Correlation Between Federated Hermes and First Eagle
Can any of the company-specific risk be diversified away by investing in both Federated Hermes and First Eagle at the same time? Although using a correlation coefficient on its own may not help to predict future stock returns, this module helps to understand the diversifiable risk of combining Federated Hermes and First Eagle into the same portfolio, which is an essential part of the fundamental portfolio management process.
By analyzing existing cross correlation between Federated Hermes Inflation and First Eagle High, you can compare the effects of market volatilities on Federated Hermes and First Eagle and check how they will diversify away market risk if combined in the same portfolio for a given time horizon. You can also utilize pair trading strategies of matching a long position in Federated Hermes with a short position of First Eagle. Check out your portfolio center. Please also check ongoing floating volatility patterns of Federated Hermes and First Eagle.
Diversification Opportunities for Federated Hermes and First Eagle
0.39 | Correlation Coefficient |
Weak diversification
The 3 months correlation between Federated and First is 0.39. Overlapping area represents the amount of risk that can be diversified away by holding Federated Hermes Inflation and First Eagle High in the same portfolio, assuming nothing else is changed. The correlation between historical prices or returns on First Eagle High and Federated Hermes is a relative statistical measure of the degree to which these equity instruments tend to move together. The correlation coefficient measures the extent to which returns on Federated Hermes Inflation are associated (or correlated) with First Eagle. Values of the correlation coefficient range from -1 to +1, where. The correlation of zero (0) is possible when the price movement of First Eagle High has no effect on the direction of Federated Hermes i.e., Federated Hermes and First Eagle go up and down completely randomly.

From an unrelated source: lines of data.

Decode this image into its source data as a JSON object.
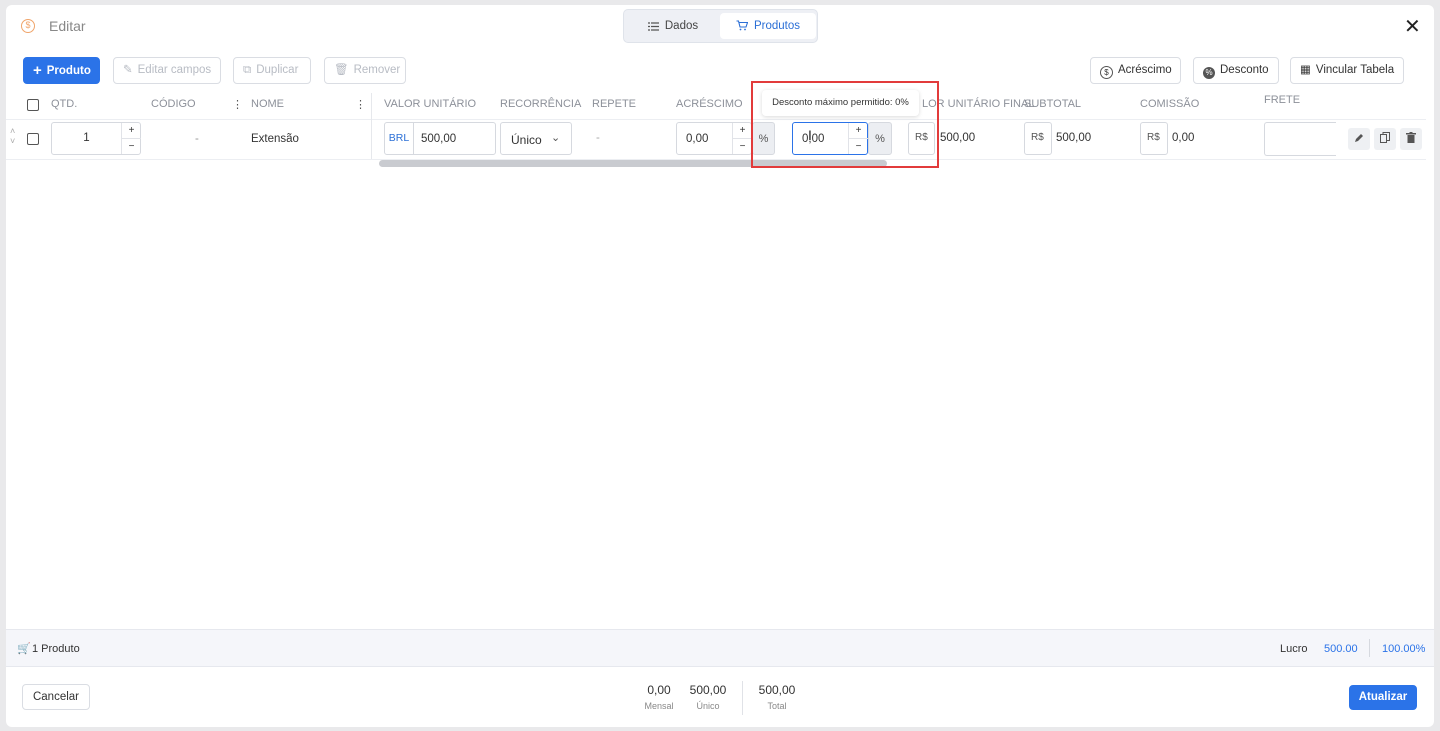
{
  "header": {
    "title": "Editar",
    "icon": "dollar-circle-icon",
    "close": "✕"
  },
  "tabs": [
    {
      "label": "Dados"
    },
    {
      "label": "Produtos"
    }
  ],
  "toolbar": {
    "produto": "Produto",
    "editar_campos": "Editar campos",
    "duplicar": "Duplicar",
    "remover": "Remover",
    "acrescimo": "Acréscimo",
    "desconto": "Desconto",
    "vincular_tabela": "Vincular Tabela"
  },
  "columns": {
    "qtd": "QTD.",
    "codigo": "CÓDIGO",
    "nome": "NOME",
    "valor_unitario": "VALOR UNITÁRIO",
    "recorrencia": "RECORRÊNCIA",
    "repete": "REPETE",
    "acrescimo": "ACRÉSCIMO",
    "valor_unitario_final": "LOR UNITÁRIO FINAL",
    "subtotal": "SUBTOTAL",
    "comissao": "COMISSÃO",
    "frete": "FRETE"
  },
  "row": {
    "qtd": "1",
    "codigo": "-",
    "nome": "Extensão",
    "currency": "BRL",
    "valor_unitario": "500,00",
    "recorrencia": "Único",
    "repete": "-",
    "acrescimo": "0,00",
    "acrescimo_unit": "%",
    "desconto": "0,00",
    "desconto_unit": "%",
    "final_currency": "R$",
    "valor_unitario_final": "500,00",
    "subtotal_currency": "R$",
    "subtotal": "500,00",
    "comissao_currency": "R$",
    "comissao": "0,00",
    "frete": ""
  },
  "tooltip": "Desconto máximo permitido: 0%",
  "info_bar": {
    "produtos": "1 Produto",
    "lucro_label": "Lucro",
    "lucro_value": "500.00",
    "lucro_percent": "100.00%"
  },
  "footer": {
    "cancelar": "Cancelar",
    "mensal_value": "0,00",
    "mensal_label": "Mensal",
    "unico_value": "500,00",
    "unico_label": "Único",
    "total_value": "500,00",
    "total_label": "Total",
    "atualizar": "Atualizar"
  },
  "colors": {
    "primary": "#2b73e8",
    "highlight": "#e23b3b",
    "accent": "#f0a56b"
  }
}
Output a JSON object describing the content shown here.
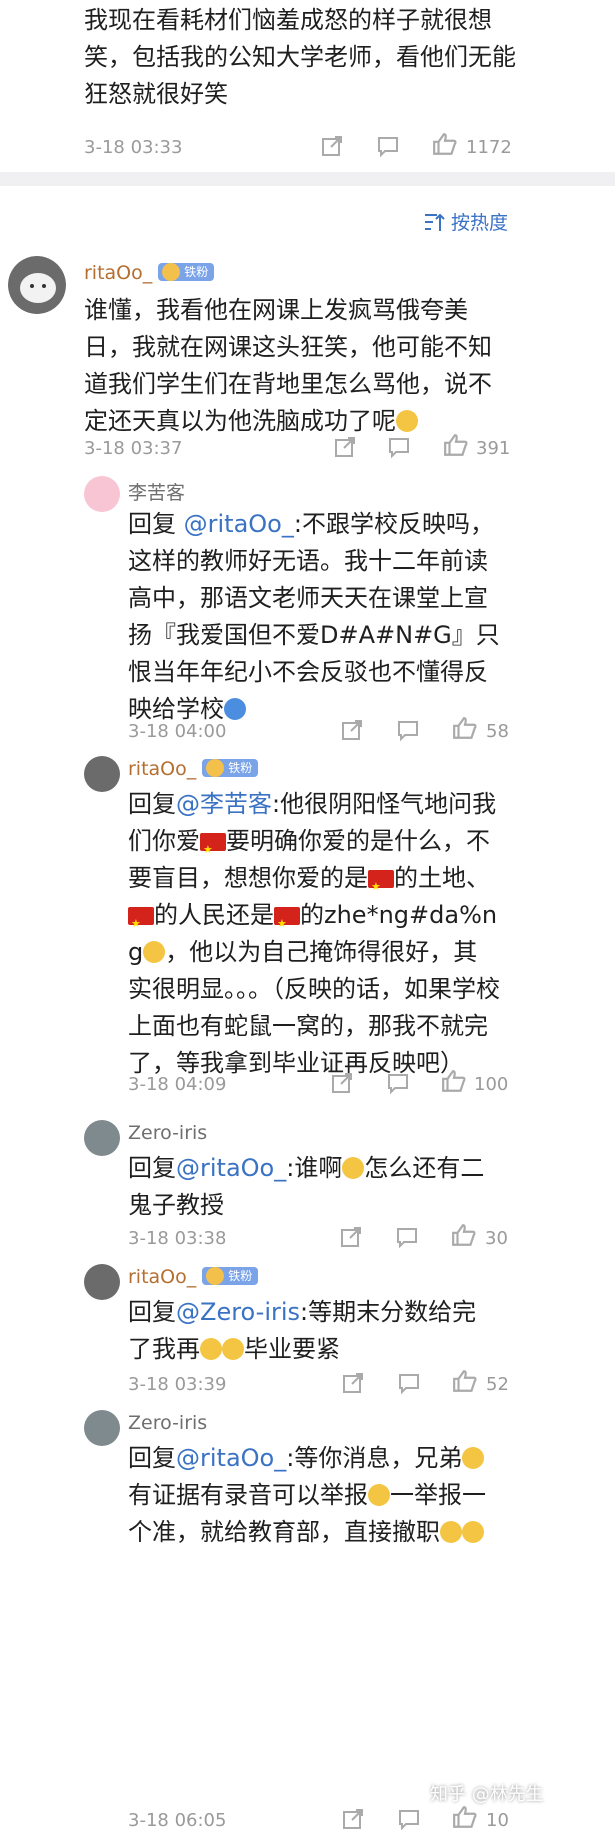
{
  "top_comment": {
    "text": "我现在看耗材们恼羞成怒的样子就很想笑，包括我的公知大学老师，看他们无能狂怒就很好笑",
    "time": "3-18 03:33",
    "likes": "1172"
  },
  "sort": {
    "label": "按热度"
  },
  "main_comment": {
    "user": "ritaOo_",
    "badge": "铁粉",
    "text": "谁懂，我看他在网课上发疯骂俄夸美日，我就在网课这头狂笑，他可能不知道我们学生们在背地里怎么骂他，说不定还天真以为他洗脑成功了呢",
    "time": "3-18 03:37",
    "likes": "391"
  },
  "replies": [
    {
      "user": "李苦客",
      "reply_prefix": "回复 ",
      "mention": "@ritaOo_",
      "text": ":不跟学校反映吗，这样的教师好无语。我十二年前读高中，那语文老师天天在课堂上宣扬『我爱国但不爱D#A#N#G』只恨当年年纪小不会反驳也不懂得反映给学校",
      "time": "3-18 04:00",
      "likes": "58"
    },
    {
      "user": "ritaOo_",
      "badge": "铁粉",
      "reply_prefix": "回复",
      "mention": "@李苦客",
      "text_a": ":他很阴阳怪气地问我们你爱",
      "text_b": "要明确你爱的是什么，不要盲目，想想你爱的是",
      "text_c": "的土地、",
      "text_d": "的人民还是",
      "text_e": "的zhe*ng#da%ng",
      "text_f": "，他以为自己掩饰得很好，其实很明显。。。（反映的话，如果学校上面也有蛇鼠一窝的，那我不就完了，等我拿到毕业证再反映吧）",
      "time": "3-18 04:09",
      "likes": "100"
    },
    {
      "user": "Zero-iris",
      "reply_prefix": "回复",
      "mention": "@ritaOo_",
      "text_a": ":谁啊",
      "text_b": "怎么还有二鬼子教授",
      "time": "3-18 03:38",
      "likes": "30"
    },
    {
      "user": "ritaOo_",
      "badge": "铁粉",
      "reply_prefix": "回复",
      "mention": "@Zero-iris",
      "text_a": ":等期末分数给完了我再",
      "text_b": "毕业要紧",
      "time": "3-18 03:39",
      "likes": "52"
    },
    {
      "user": "Zero-iris",
      "reply_prefix": "回复",
      "mention": "@ritaOo_",
      "text_a": ":等你消息，兄弟",
      "text_b": "有证据有录音可以举报",
      "text_c": "一举报一个准，就给教育部，直接撤职",
      "time": "3-18 06:05",
      "likes": "10"
    }
  ],
  "watermark": "知乎 @林先生",
  "colors": {
    "accent": "#3a72c4",
    "username": "#b46f30",
    "meta": "#9a9a9a",
    "separator": "#f0f0f2"
  },
  "icons": [
    "share-icon",
    "comment-icon",
    "like-icon",
    "sort-icon"
  ]
}
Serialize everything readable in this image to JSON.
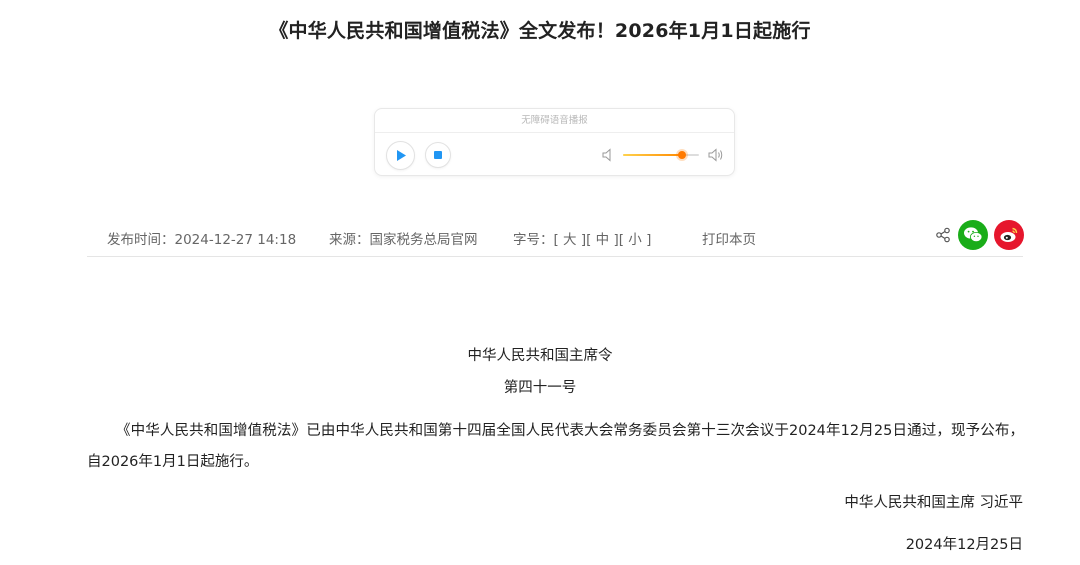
{
  "article": {
    "title": "《中华人民共和国增值税法》全文发布！2026年1月1日起施行"
  },
  "player": {
    "header": "无障碍语音播报",
    "volume_level": 0.78,
    "accent_color": "#ff8a00",
    "icons": [
      "play-icon",
      "stop-icon",
      "volume-low-icon",
      "volume-high-icon"
    ]
  },
  "meta": {
    "publish_label": "发布时间：",
    "publish_time": "2024-12-27 14:18",
    "source": "来源：国家税务总局官网",
    "font_label": "字号：",
    "font_large": "[ 大 ]",
    "font_medium": "[ 中 ]",
    "font_small": "[ 小 ]",
    "print": "打印本页",
    "share_icons": [
      "share-icon",
      "wechat-icon",
      "weibo-icon"
    ],
    "wechat_color": "#1aad19",
    "weibo_color": "#e6162d"
  },
  "body": {
    "order_title": "中华人民共和国主席令",
    "order_number": "第四十一号",
    "paragraph": "《中华人民共和国增值税法》已由中华人民共和国第十四届全国人民代表大会常务委员会第十三次会议于2024年12月25日通过，现予公布，自2026年1月1日起施行。",
    "signature": "中华人民共和国主席 习近平",
    "date": "2024年12月25日"
  }
}
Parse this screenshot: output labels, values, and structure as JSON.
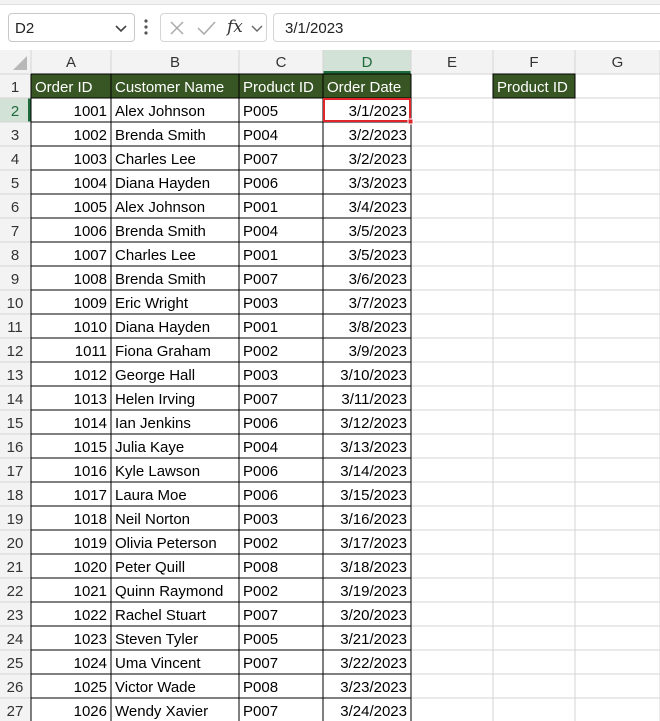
{
  "formula_bar": {
    "name_box": "D2",
    "fx_label": "fx",
    "formula": "3/1/2023"
  },
  "grid": {
    "columns": [
      "A",
      "B",
      "C",
      "D",
      "E",
      "F",
      "G"
    ],
    "selected_column": "D",
    "selected_row": 2,
    "header_row": [
      "Order ID",
      "Customer Name",
      "Product ID",
      "Order Date"
    ],
    "f1_header": "Product ID",
    "rows": [
      {
        "row": 2,
        "order_id": "1001",
        "customer": "Alex Johnson",
        "product": "P005",
        "date": "3/1/2023"
      },
      {
        "row": 3,
        "order_id": "1002",
        "customer": "Brenda Smith",
        "product": "P004",
        "date": "3/2/2023"
      },
      {
        "row": 4,
        "order_id": "1003",
        "customer": "Charles Lee",
        "product": "P007",
        "date": "3/2/2023"
      },
      {
        "row": 5,
        "order_id": "1004",
        "customer": "Diana Hayden",
        "product": "P006",
        "date": "3/3/2023"
      },
      {
        "row": 6,
        "order_id": "1005",
        "customer": "Alex Johnson",
        "product": "P001",
        "date": "3/4/2023"
      },
      {
        "row": 7,
        "order_id": "1006",
        "customer": "Brenda Smith",
        "product": "P004",
        "date": "3/5/2023"
      },
      {
        "row": 8,
        "order_id": "1007",
        "customer": "Charles Lee",
        "product": "P001",
        "date": "3/5/2023"
      },
      {
        "row": 9,
        "order_id": "1008",
        "customer": "Brenda Smith",
        "product": "P007",
        "date": "3/6/2023"
      },
      {
        "row": 10,
        "order_id": "1009",
        "customer": "Eric Wright",
        "product": "P003",
        "date": "3/7/2023"
      },
      {
        "row": 11,
        "order_id": "1010",
        "customer": "Diana Hayden",
        "product": "P001",
        "date": "3/8/2023"
      },
      {
        "row": 12,
        "order_id": "1011",
        "customer": "Fiona Graham",
        "product": "P002",
        "date": "3/9/2023"
      },
      {
        "row": 13,
        "order_id": "1012",
        "customer": "George Hall",
        "product": "P003",
        "date": "3/10/2023"
      },
      {
        "row": 14,
        "order_id": "1013",
        "customer": "Helen Irving",
        "product": "P007",
        "date": "3/11/2023"
      },
      {
        "row": 15,
        "order_id": "1014",
        "customer": "Ian Jenkins",
        "product": "P006",
        "date": "3/12/2023"
      },
      {
        "row": 16,
        "order_id": "1015",
        "customer": "Julia Kaye",
        "product": "P004",
        "date": "3/13/2023"
      },
      {
        "row": 17,
        "order_id": "1016",
        "customer": "Kyle Lawson",
        "product": "P006",
        "date": "3/14/2023"
      },
      {
        "row": 18,
        "order_id": "1017",
        "customer": "Laura Moe",
        "product": "P006",
        "date": "3/15/2023"
      },
      {
        "row": 19,
        "order_id": "1018",
        "customer": "Neil Norton",
        "product": "P003",
        "date": "3/16/2023"
      },
      {
        "row": 20,
        "order_id": "1019",
        "customer": "Olivia Peterson",
        "product": "P002",
        "date": "3/17/2023"
      },
      {
        "row": 21,
        "order_id": "1020",
        "customer": "Peter Quill",
        "product": "P008",
        "date": "3/18/2023"
      },
      {
        "row": 22,
        "order_id": "1021",
        "customer": "Quinn Raymond",
        "product": "P002",
        "date": "3/19/2023"
      },
      {
        "row": 23,
        "order_id": "1022",
        "customer": "Rachel Stuart",
        "product": "P007",
        "date": "3/20/2023"
      },
      {
        "row": 24,
        "order_id": "1023",
        "customer": "Steven Tyler",
        "product": "P005",
        "date": "3/21/2023"
      },
      {
        "row": 25,
        "order_id": "1024",
        "customer": "Uma Vincent",
        "product": "P007",
        "date": "3/22/2023"
      },
      {
        "row": 26,
        "order_id": "1025",
        "customer": "Victor Wade",
        "product": "P008",
        "date": "3/23/2023"
      },
      {
        "row": 27,
        "order_id": "1026",
        "customer": "Wendy Xavier",
        "product": "P007",
        "date": "3/24/2023"
      }
    ]
  },
  "colors": {
    "header_fill": "#375623",
    "header_text": "#ffffff",
    "selection_outline": "#e0262b",
    "selected_col_header": "#d3e2d6",
    "selected_col_header_text": "#1e6b3c",
    "grid_line": "#d4d4d4",
    "cell_border": "#000000"
  }
}
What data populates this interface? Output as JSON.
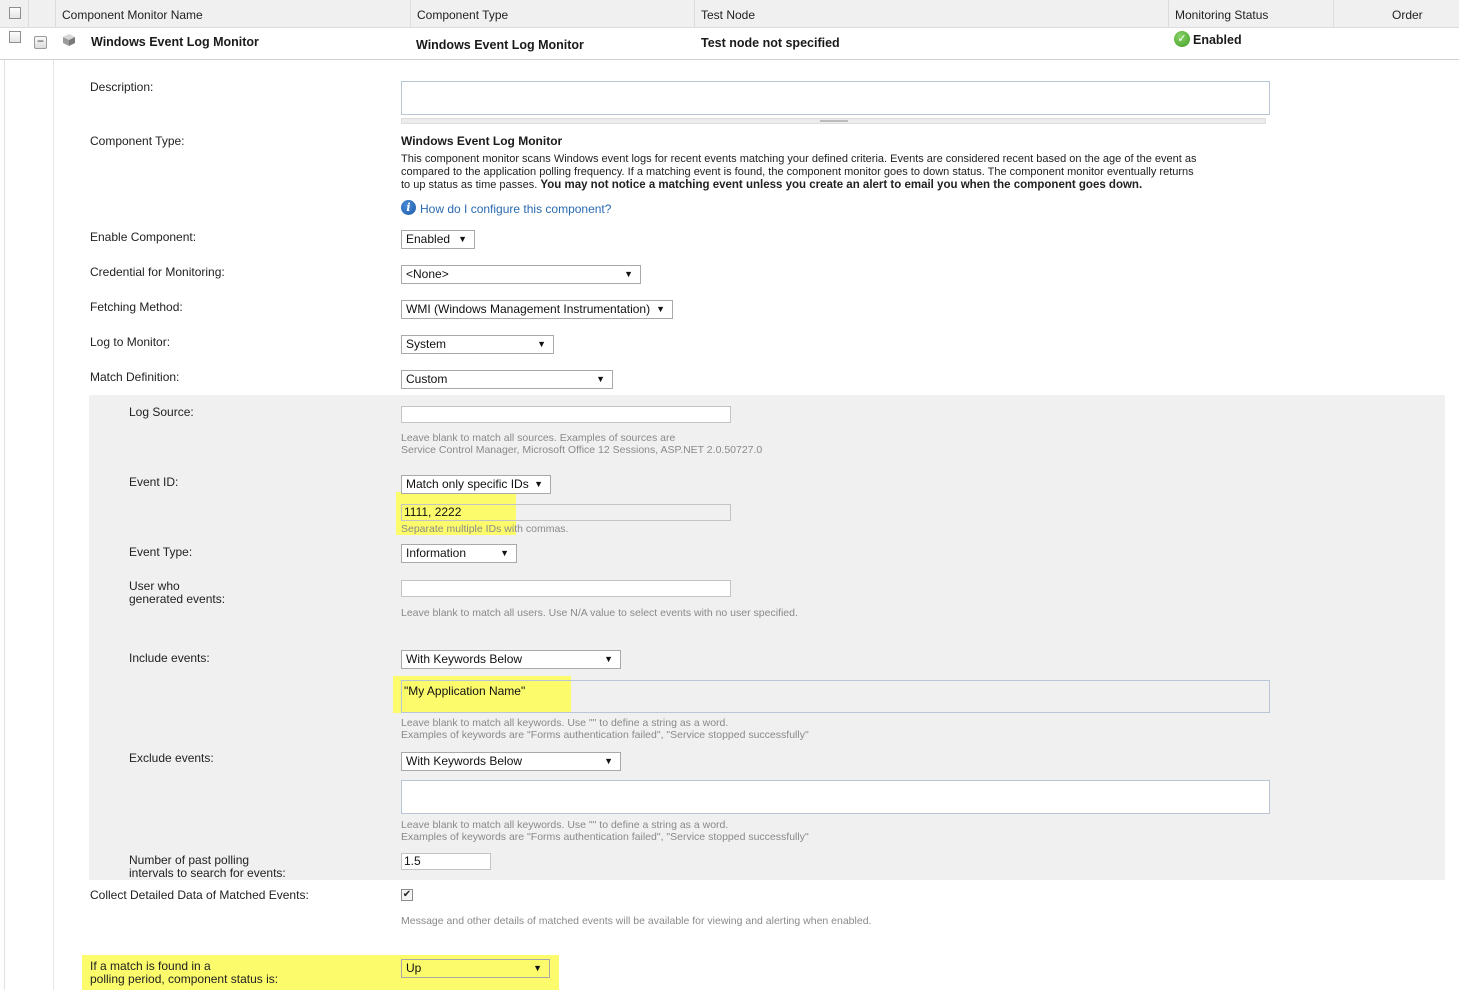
{
  "header": {
    "col_name": "Component Monitor Name",
    "col_type": "Component Type",
    "col_node": "Test Node",
    "col_status": "Monitoring Status",
    "col_order": "Order"
  },
  "row": {
    "name": "Windows Event Log Monitor",
    "type": "Windows Event Log Monitor",
    "node": "Test node not specified",
    "status": "Enabled",
    "status_color": "#3f9d22"
  },
  "form": {
    "description_label": "Description:",
    "description_value": "",
    "component_type_label": "Component Type:",
    "component_type_title": "Windows Event Log Monitor",
    "component_type_desc1": "This component monitor scans Windows event logs for recent events matching your defined criteria. Events are considered recent based on the age of the event as",
    "component_type_desc2": "compared to the application polling frequency. If a matching event is found, the component monitor goes to down status. The component monitor eventually returns",
    "component_type_desc3a": "to up status as time passes. ",
    "component_type_desc3b": "You may not notice a matching event unless you create an alert to email you when the component goes down.",
    "help_link": "How do I configure this component?",
    "enable_label": "Enable Component:",
    "enable_value": "Enabled",
    "credential_label": "Credential for Monitoring:",
    "credential_value": "<None>",
    "fetching_label": "Fetching Method:",
    "fetching_value": "WMI (Windows Management Instrumentation)",
    "log_label": "Log to Monitor:",
    "log_value": "System",
    "match_label": "Match Definition:",
    "match_value": "Custom",
    "log_source_label": "Log Source:",
    "log_source_value": "",
    "log_source_hint1": "Leave blank to match all sources. Examples of sources are",
    "log_source_hint2": "Service Control Manager, Microsoft Office 12 Sessions, ASP.NET 2.0.50727.0",
    "event_id_label": "Event ID:",
    "event_id_mode": "Match only specific IDs",
    "event_id_value": "1111, 2222",
    "event_id_hint": "Separate multiple IDs with commas.",
    "event_type_label": "Event Type:",
    "event_type_value": "Information",
    "user_label1": "User who",
    "user_label2": "generated events:",
    "user_value": "",
    "user_hint": "Leave blank to match all users. Use N/A value to select events with no user specified.",
    "include_label": "Include events:",
    "include_mode": "With Keywords Below",
    "include_value": "\"My Application Name\"",
    "keywords_hint1": "Leave blank to match all keywords. Use \"\" to define a string as a word.",
    "keywords_hint2": "Examples of keywords are \"Forms authentication failed\", \"Service stopped successfully\"",
    "exclude_label": "Exclude events:",
    "exclude_mode": "With Keywords Below",
    "exclude_value": "",
    "intervals_label1": "Number of past polling",
    "intervals_label2": "intervals to search for events:",
    "intervals_value": "1.5",
    "collect_label": "Collect Detailed Data of Matched Events:",
    "collect_checked": true,
    "collect_hint": "Message and other details of matched events will be available for viewing and alerting when enabled.",
    "match_status_label1": "If a match is found in a",
    "match_status_label2": "polling period, component status is:",
    "match_status_value": "Up"
  },
  "colors": {
    "highlight": "#fbfb6b",
    "link": "#2a6ab0",
    "gray_zone": "#f0f0f0"
  }
}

Pair Corralation between Federated Hermes and First Eagle
Assuming the 90 days horizon Federated Hermes Inflation is expected to under-perform the First Eagle. But the mutual fund apears to be less risky and, when comparing its historical volatility, Federated Hermes Inflation is 1.27 times less risky than First Eagle. The mutual fund trades about -0.15 of its potential returns per unit of risk. The First Eagle High is currently generating about 0.0 of returns per unit of risk over similar time horizon. If you would invest 869.00 in First Eagle High on September 15, 2024 and sell it today you would earn a total of 0.00 from holding First Eagle High or generate 0.0% return on investment over 90 days.
Time Period | 3 Months [change] |
Direction | Moves Together |
Strength | Very Weak |
Accuracy | 100.0% |
Values | Daily Returns |
Federated Hermes Inflation vs. First Eagle High
Performance |
Timeline |
Federated Hermes Inf |
First Eagle High |
Federated Hermes and First Eagle Volatility Contrast
Predicted Return Density |
Returns |
Pair Trading with Federated Hermes and First Eagle
The main advantage of trading using opposite Federated Hermes and First Eagle positions is that it hedges away some unsystematic risk. Because of two separate transactions, even if Federated Hermes position performs unexpectedly, First Eagle can make up some of the losses. Pair trading also minimizes risk from directional movements in the market. For example, if an entire industry or sector drops because of unexpected headlines, the short position in First Eagle will offset losses from the drop in First Eagle's long position.Federated Hermes vs. Federated Emerging Market | Federated Hermes vs. Federated Mdt All | Federated Hermes vs. Federated Mdt Balanced | Federated Hermes vs. Federated Global Allocation |
First Eagle vs. Guidepath Managed Futures | First Eagle vs. Fidelity Sai Inflationfocused | First Eagle vs. Federated Hermes Inflation | First Eagle vs. Atac Inflation Rotation |
Check out your portfolio center.Note that this page's information should be used as a complementary analysis to find the right mix of equity instruments to add to your existing portfolios or create a brand new portfolio. You can also try the Money Managers module to screen money managers from public funds and ETFs managed around the world.